3. Doherty M, Lanyon P and Ralston SH. Musculoskeletal disorders. In
Haslett C, Chilvers ER, Boon NA and Colledge NR (Eds). Davidson’s
Principles And Practice of Medicine. 19th Ed Churchill Livingstone.
2002: P 957-1047.
Competing interests:
None declared
Competing interests: No competing interests
The article on diagnosis & management of gout suggests treatment
with NSAI / colchicine or steroids if creatinine is < 167mmol/L.
Are there any suggestions as to the best way to treat when the creatinine
is higher than this? Some of my patients with gout have a significantly
higher creatinene than this.
Competing interests:
None declared
Competing interests: No competing interests
Re: Me and My Gout
I suffered from irregular recurrent attacks of gout (diagnosed by
polarizing microscope examination of aspirated joint fluid) every few
weeks for a period of 15 years. When my sleep apnea was diagnosed and
resolved 3 years ago, my gout attacks ceased immediately and completely.
Through my reading of medical journal literature, I was able to find
the physiological explanation for the connection of gout with sleep apnea.
The intermittent hypoxia from sleep apnea causes the cells to begin a
catabolic process in which the ATP disintegration begins a chain of
chemical transitions, the irreversible end product of which is the excess
generation of uric acid.
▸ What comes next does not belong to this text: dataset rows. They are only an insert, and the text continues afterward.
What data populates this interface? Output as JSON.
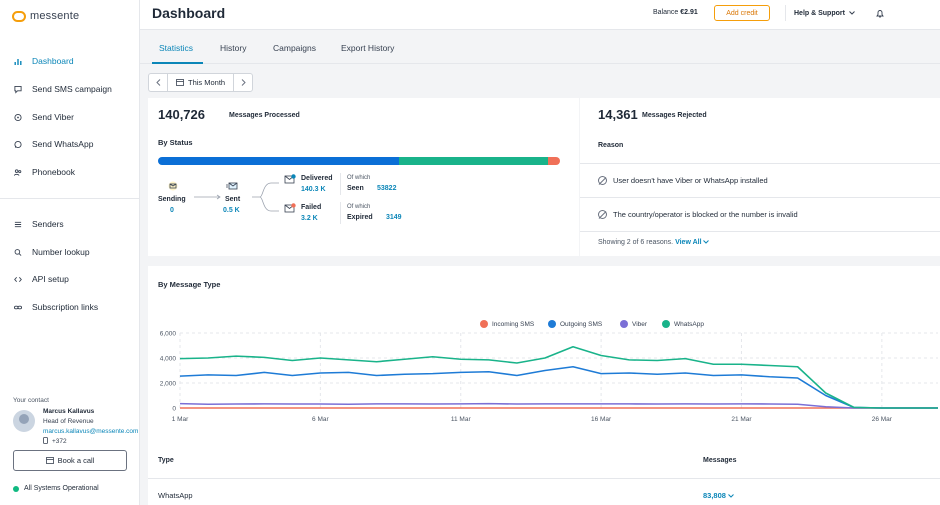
{
  "app": {
    "logo_text": "messente"
  },
  "sidebar": {
    "items": [
      {
        "label": "Dashboard",
        "icon": "chart-icon"
      },
      {
        "label": "Send SMS campaign",
        "icon": "chat-icon"
      },
      {
        "label": "Send Viber",
        "icon": "viber-icon"
      },
      {
        "label": "Send WhatsApp",
        "icon": "whatsapp-icon"
      },
      {
        "label": "Phonebook",
        "icon": "people-icon"
      },
      {
        "label": "Senders",
        "icon": "list-icon"
      },
      {
        "label": "Number lookup",
        "icon": "search-icon"
      },
      {
        "label": "API setup",
        "icon": "code-icon"
      },
      {
        "label": "Subscription links",
        "icon": "link-icon"
      }
    ],
    "contact": {
      "heading": "Your contact",
      "name": "Marcus Kallavus",
      "role": "Head of Revenue",
      "email": "marcus.kallavus@messente.com",
      "phone": "+372"
    },
    "book_call": "Book a call",
    "status": "All Systems Operational"
  },
  "header": {
    "title": "Dashboard",
    "balance_label": "Balance",
    "balance_value": "€2.91",
    "add_credit": "Add credit",
    "help": "Help & Support"
  },
  "tabs": [
    {
      "label": "Statistics",
      "active": true
    },
    {
      "label": "History"
    },
    {
      "label": "Campaigns"
    },
    {
      "label": "Export History"
    }
  ],
  "period": {
    "label": "This Month"
  },
  "processed": {
    "count": "140,726",
    "label": "Messages Processed",
    "by_status": "By Status",
    "bar_segments": [
      {
        "color": "#0b6fd6",
        "share": 0.6
      },
      {
        "color": "#19b38a",
        "share": 0.37
      },
      {
        "color": "#f07058",
        "share": 0.03
      }
    ],
    "flow": {
      "sending_label": "Sending",
      "sending_value": "0",
      "sent_label": "Sent",
      "sent_value": "0.5 K",
      "delivered_label": "Delivered",
      "delivered_value": "140.3 K",
      "failed_label": "Failed",
      "failed_value": "3.2 K",
      "of_which": "Of which",
      "seen_label": "Seen",
      "seen_value": "53822",
      "expired_label": "Expired",
      "expired_value": "3149"
    }
  },
  "rejected": {
    "count": "14,361",
    "label": "Messages Rejected",
    "reason_heading": "Reason",
    "reasons": [
      "User doesn't have Viber or WhatsApp installed",
      "The country/operator is blocked or the number is invalid"
    ],
    "footer": "Showing 2 of 6 reasons.",
    "view_all": "View All"
  },
  "by_type": {
    "heading": "By Message Type",
    "type_col": "Type",
    "messages_col": "Messages",
    "rows": [
      {
        "type": "WhatsApp",
        "messages": "83,808"
      }
    ]
  },
  "chart_data": {
    "type": "line",
    "x": [
      "1 Mar",
      "2 Mar",
      "3 Mar",
      "4 Mar",
      "5 Mar",
      "6 Mar",
      "7 Mar",
      "8 Mar",
      "9 Mar",
      "10 Mar",
      "11 Mar",
      "12 Mar",
      "13 Mar",
      "14 Mar",
      "15 Mar",
      "16 Mar",
      "17 Mar",
      "18 Mar",
      "19 Mar",
      "20 Mar",
      "21 Mar",
      "22 Mar",
      "23 Mar",
      "24 Mar",
      "25 Mar",
      "26 Mar",
      "27 Mar",
      "28 Mar"
    ],
    "x_tick_labels": [
      "1 Mar",
      "6 Mar",
      "11 Mar",
      "16 Mar",
      "21 Mar",
      "26 Mar"
    ],
    "y_tick_labels": [
      "0",
      "2,000",
      "4,000",
      "6,000"
    ],
    "ylim": [
      0,
      6000
    ],
    "legend_position": "top-center",
    "series": [
      {
        "name": "Incoming SMS",
        "color": "#f07058",
        "values": [
          0,
          0,
          0,
          0,
          0,
          0,
          0,
          0,
          0,
          0,
          0,
          0,
          0,
          0,
          0,
          0,
          0,
          0,
          0,
          0,
          0,
          0,
          0,
          0,
          0,
          0,
          0,
          0
        ]
      },
      {
        "name": "Outgoing SMS",
        "color": "#1e7bd6",
        "values": [
          2550,
          2650,
          2600,
          2850,
          2600,
          2800,
          2850,
          2600,
          2700,
          2750,
          2850,
          2900,
          2600,
          3000,
          3300,
          2750,
          2800,
          2700,
          2800,
          2600,
          2650,
          2500,
          2400,
          1000,
          50,
          0,
          0,
          0
        ]
      },
      {
        "name": "Viber",
        "color": "#7b6fd6",
        "values": [
          350,
          300,
          320,
          330,
          320,
          320,
          300,
          330,
          330,
          320,
          330,
          350,
          320,
          330,
          330,
          330,
          330,
          320,
          330,
          320,
          330,
          320,
          300,
          100,
          0,
          0,
          0,
          0
        ]
      },
      {
        "name": "WhatsApp",
        "color": "#19b38a",
        "values": [
          3950,
          4000,
          4150,
          4050,
          3800,
          4000,
          3850,
          3700,
          3900,
          4100,
          3900,
          3850,
          3600,
          4000,
          4900,
          4200,
          3850,
          3800,
          3950,
          3500,
          3500,
          3400,
          3300,
          1200,
          50,
          0,
          0,
          0
        ]
      }
    ]
  }
}
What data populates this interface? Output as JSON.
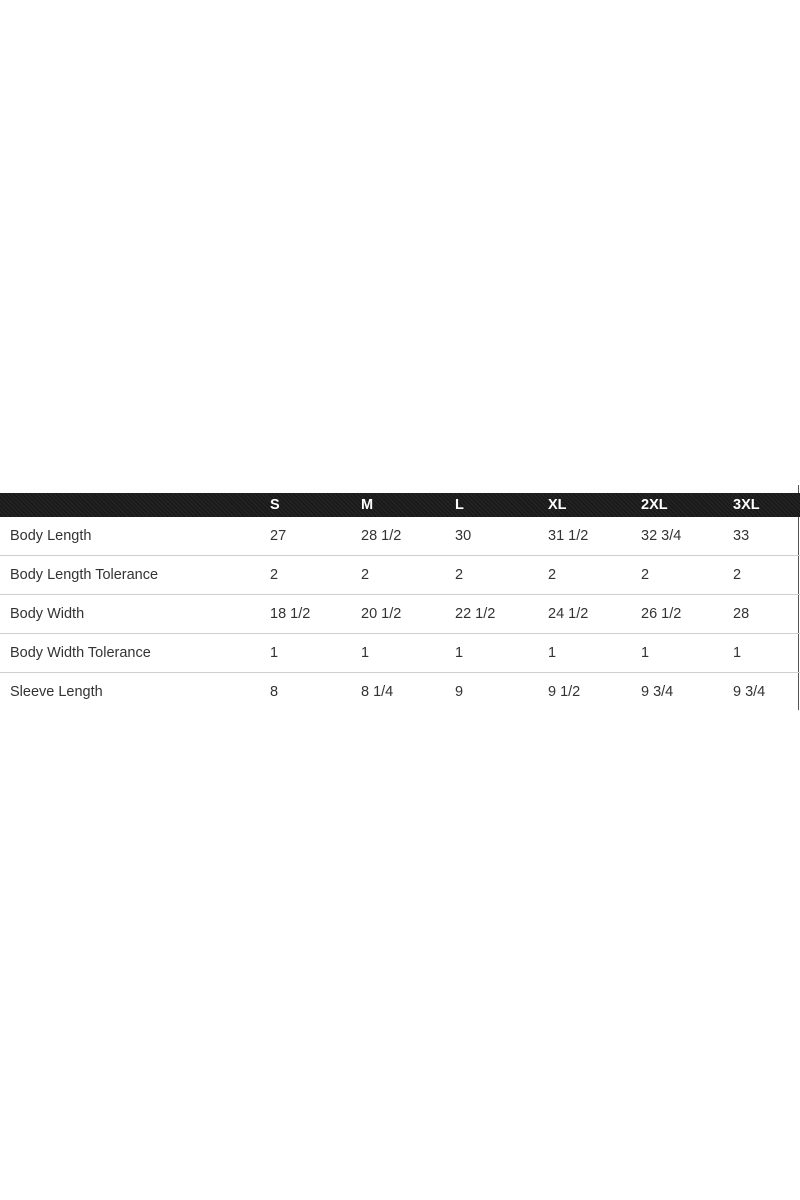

The hypoxia also results in hypercapnia, causing
acidosis that makes the precipitation of monosodium urate more likely.
Although these processes were well-described over 15 years ago in medical
literature, it appears that no one connected them with gout attacks until
now.
During my fifteen years of suffering, I avoided eating foods with
high purine content. That regimen had little benefit for me. Now the foods
that I used to avoid, I eat with relish, and I have had no attacks. What
matters is not how I eat, but how I sleep.